One thing that Zed doesn't solve but likely will is that I found "jump to label" style of features (I think flash.nvim is the closest for neovim?) is almost unreadable to me with inlined labels, but that's so highly specific I'm almost willing to live with it
Zed us, in fact, fully native. It's top-to-bottom Rust, which gives them C++ equivalent speeds or better compiles to native code and lets them much more easily make use of multi-threading parallelism than basically any other language that compiles to a static binary. They also use a custom GUI framework built from the graphics driver's up to be maximally efficient, performance smooth and low latency; that's literally the subject of this thread!
The only reason it would be spawning Node.js processes is if it's running a javaScript/typescript language server for you, but that's not a property of Zed itself, it's something any other editor would do (including VS Code). Also, the resident memory of Zed, even with multiple entire projects with hundreds of tabs open, running several language servers and multiple terminals and AI agents for me never exceeds about 900 megabytes, which is significantly less than VS Code uses even at startup.

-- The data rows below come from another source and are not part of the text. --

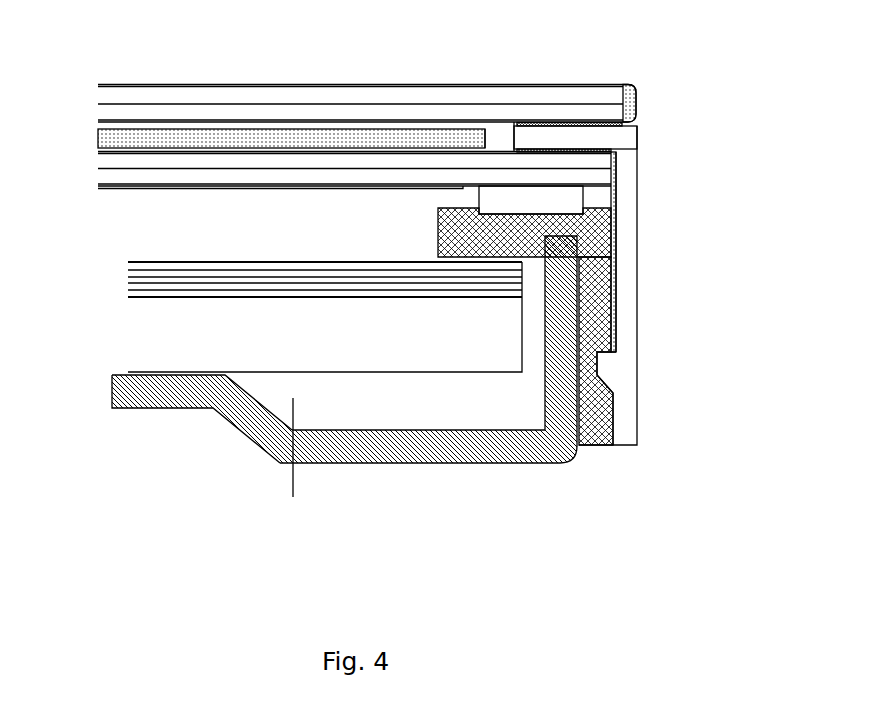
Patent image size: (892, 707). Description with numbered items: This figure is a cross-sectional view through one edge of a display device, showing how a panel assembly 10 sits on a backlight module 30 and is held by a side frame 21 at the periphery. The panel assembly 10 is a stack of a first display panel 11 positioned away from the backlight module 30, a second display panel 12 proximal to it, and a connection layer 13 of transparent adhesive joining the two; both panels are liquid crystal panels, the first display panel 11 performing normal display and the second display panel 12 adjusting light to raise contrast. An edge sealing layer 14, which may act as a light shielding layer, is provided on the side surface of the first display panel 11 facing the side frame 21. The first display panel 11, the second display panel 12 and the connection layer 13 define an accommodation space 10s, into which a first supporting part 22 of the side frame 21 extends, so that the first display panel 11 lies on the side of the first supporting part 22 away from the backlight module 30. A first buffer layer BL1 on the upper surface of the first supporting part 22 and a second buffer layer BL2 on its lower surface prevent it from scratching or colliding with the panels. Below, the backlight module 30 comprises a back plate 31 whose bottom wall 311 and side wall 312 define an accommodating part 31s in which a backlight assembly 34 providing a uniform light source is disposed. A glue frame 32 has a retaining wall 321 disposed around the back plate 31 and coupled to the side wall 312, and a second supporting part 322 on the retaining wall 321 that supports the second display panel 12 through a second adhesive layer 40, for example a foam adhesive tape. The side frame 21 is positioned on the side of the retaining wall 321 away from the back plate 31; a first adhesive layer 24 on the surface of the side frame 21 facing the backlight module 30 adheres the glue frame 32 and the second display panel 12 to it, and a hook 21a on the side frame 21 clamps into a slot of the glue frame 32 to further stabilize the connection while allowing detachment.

The panel assembly 10 is at (37, 92).
The first display panel 11 is at (97, 85).
The second display panel 12 is at (97, 151).
The connection layer 13 is at (112, 135).
The edge sealing layer 14 is at (630, 97).
The accommodation space 10s is at (500, 138).
The first buffer layer BL1 is at (605, 120).
The first supporting part 22 is at (588, 135).
The second buffer layer BL2 is at (617, 152).
The side frame 21 is at (625, 188).
The first adhesive layer 24 is at (613, 203).
The hook 21a is at (602, 362).
The second adhesive layer 40 is at (500, 205).
The backlight module 30 is at (582, 565).
The back plate 31 is at (498, 533).
The bottom wall 311 is at (383, 450).
The side wall 312 is at (553, 387).
The accommodating part 31s is at (295, 463).
The glue frame 32 is at (708, 265).
The retaining wall 321 is at (593, 328).
The second supporting part 322 is at (512, 243).
The backlight assembly 34 is at (327, 380).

Whatever it was that you ran into, it's likely some kind of fluke or platform-specific bug.
I believe latest Iced versions do have a `Lazy` widget wrapper, but I believe that effectively means you need to make your own virtual list on top of it
Custom widgets aren’t particularly hard to do in iced, but I wish some of those common cases would be committed back / made available.

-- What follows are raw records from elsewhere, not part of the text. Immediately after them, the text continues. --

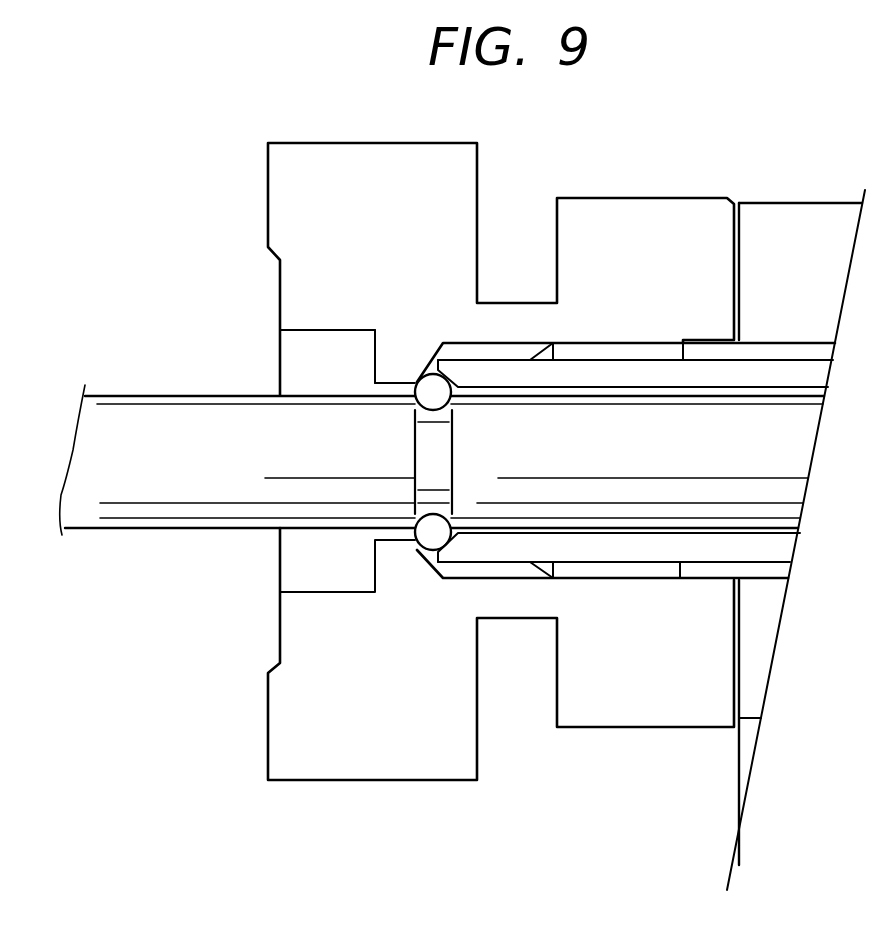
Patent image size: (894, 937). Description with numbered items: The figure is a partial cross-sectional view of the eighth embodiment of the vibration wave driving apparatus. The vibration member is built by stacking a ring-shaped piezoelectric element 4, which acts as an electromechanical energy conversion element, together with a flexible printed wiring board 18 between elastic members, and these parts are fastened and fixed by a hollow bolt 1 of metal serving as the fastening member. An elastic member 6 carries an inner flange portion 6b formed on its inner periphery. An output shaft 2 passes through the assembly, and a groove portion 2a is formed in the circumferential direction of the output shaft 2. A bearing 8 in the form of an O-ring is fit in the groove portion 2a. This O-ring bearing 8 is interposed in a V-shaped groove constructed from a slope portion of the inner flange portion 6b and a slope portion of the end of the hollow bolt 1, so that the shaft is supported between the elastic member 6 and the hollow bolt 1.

The hollow bolt 1 is at (630, 367).
The output shaft 2 is at (157, 532).
The groove portion 2a is at (418, 470).
The piezoelectric element 4 is at (765, 212).
The elastic member 6 is at (333, 772).
The inner flange portion 6b is at (383, 372).
The bearing 8 is at (440, 385).
The flexible printed wiring board 18 is at (733, 806).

Except the above virtualised lists, another case I hit was layered images (sprites for example). Not very hard to write my own, sure, but it’d be nice to have that out of the box as in eg. egui
After using projects named like "slurp", "eww" (combined with "yuck"), "yay", "honkers railway", "jason" and many many others, I personally kind of gave up on any attempts to judge projects by their titles. Partly due to many developers being whimsical nerds, partly because even marketable names say nothing about the product half the time so what's the point anyway
A funny workaround I employed is running Beeper. It's a Matrix client that also provides chat mirroring for other platforms. The sync is slightly jank but it works for what I want to achieve
The mirroring stuff is FOSS and I think so is the client, the financial model being that you're limited to a fairly low amount of services proxies at once without a paid plan
osu! is probably the longest running financially successful game with a fully FOSS modern core (though a proprietary legacy core). And there are many other smaller projects that have seen plenty of success. There are also a lot of mods that run as FOSS projects on top of proprietary games. So yeah, there are some projects to look into
Rust has 3 "platform support" tiers (effectively - guaranteed to work, guaranteed to build, supposed to work). However, these are (obviously) defined only for some of the target triples. This project defines "Tier-4" (which is normally not a thing) unstable support for Windows Vista-and-prior
If you count Rc/Arc as garbage collection you should count RAII + The Borrow Checker (i.e. all safe rust) as garbage collection too IMHO. It collects garbage just as automatically - it just does so extremely efficiently.
That said I tend to count neither. Garbage collection to me suggests you have something going around collecting it, not just you detect you're done with something when you're done with it and deal with it yourself.
I still wouldn't call it GC in that case. It's pretty much exactly the same as std::shared_ptr in C++, and we don't usually call that GC. I don't know about the academic definition, but I draw the line at a cycle collector. (So e.g. Python is GC'd, but Rust/C++/Swift are not.)
I consider reference to be garbage collection, and so do most CS textbooks. However Rc/Arc/shared_ptr are GC facilities used (often sparingly) inside predominantly non-GC'd languages, so, yeah, I wouldn't say Rust "is" or "has" GC. It has facilities for coping with cleanup, both RAII and GC.